MOTHERS OF LIFE (2002) [Feature]
Mothers of Life serves as a companion piece to Anastasia Lapsui and Markku Lahmuskallio's previous film, Seven Songs from the Tundra (MIFF 2000). Once again the filmmakers journeyed to the remote Yamal Peninsula in eastern Siberia to record the lives of the Nenet people. Combining documentary and fiction, the film charts generations of the nomadic Yaptik family and their struggle in this unforgiving and inhospitable region. Working in similar cinematic terrain as Atanarjuat The Fast Runner (MIFF 2001), Mothers of Life traces the impact of an ancient murder and its impact on an entire clan.

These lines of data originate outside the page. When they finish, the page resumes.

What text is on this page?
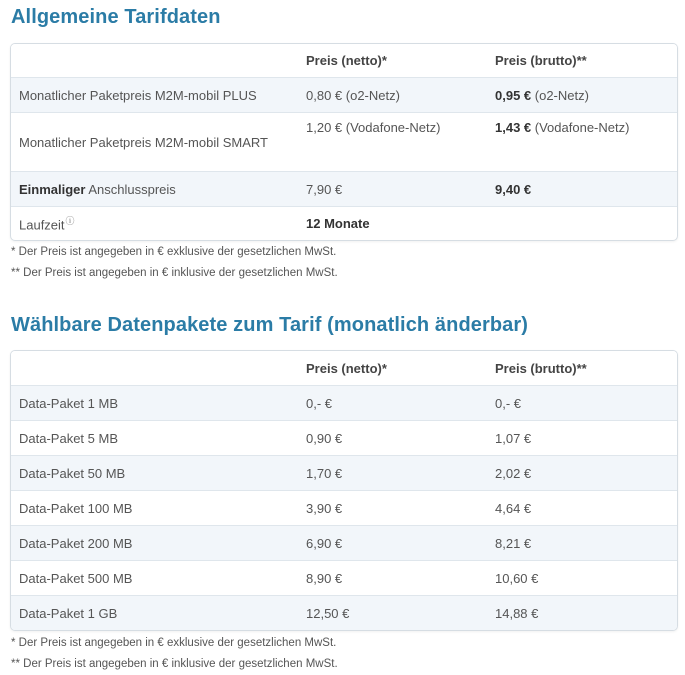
Allgemeine Tarifdaten
	Preis (netto)*	Preis (brutto)**
Monatlicher Paketpreis M2M-mobil PLUS	0,80 € (o2-Netz)	0,95 € (o2-Netz)
Monatlicher Paketpreis M2M-mobil SMART	1,20 € (Vodafone-Netz)	1,43 € (Vodafone-Netz)
Einmaliger Anschlusspreis	7,90 €	9,40 €
Laufzeitⓘ	12 Monate	

* Der Preis ist angegeben in € exklusive der gesetzlichen MwSt.

** Der Preis ist angegeben in € inklusive der gesetzlichen MwSt.

Wählbare Datenpakete zum Tarif (monatlich änderbar)
	Preis (netto)*	Preis (brutto)**
Data-Paket 1 MB	0,- €	0,- €
Data-Paket 5 MB	0,90 €	1,07 €
Data-Paket 50 MB	1,70 €	2,02 €
Data-Paket 100 MB	3,90 €	4,64 €
Data-Paket 200 MB	6,90 €	8,21 €
Data-Paket 500 MB	8,90 €	10,60 €
Data-Paket 1 GB	12,50 €	14,88 €

* Der Preis ist angegeben in € exklusive der gesetzlichen MwSt.

** Der Preis ist angegeben in € inklusive der gesetzlichen MwSt.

The film's pivotal characters are a mother and daughter, two strong women who wander with their family from camp to camp, searching for their rightful place. They have fallen on hard times. All but one of the family's male members have died - hunger, illness and death linger close at hand. For the two women it is loss of identity - they are eventually forced to take work on state-owned farms - that becomes their biggest danger. A life of servitude threatens to crush what remains of their spirit but fierce pride may still save them.
Anastasia Lapsui (born in Yamal, Russia, 1944) worked as a journalist, writing her first script in 1990. In 1993 she teamed up with Markku Lehmuskallio (born in Finland, 1938), a forester who turned to filmmaking in the 70s. They have made many films, including Paradise Lost (1994) and Seven Songs from the Tundra (MIFF 2000).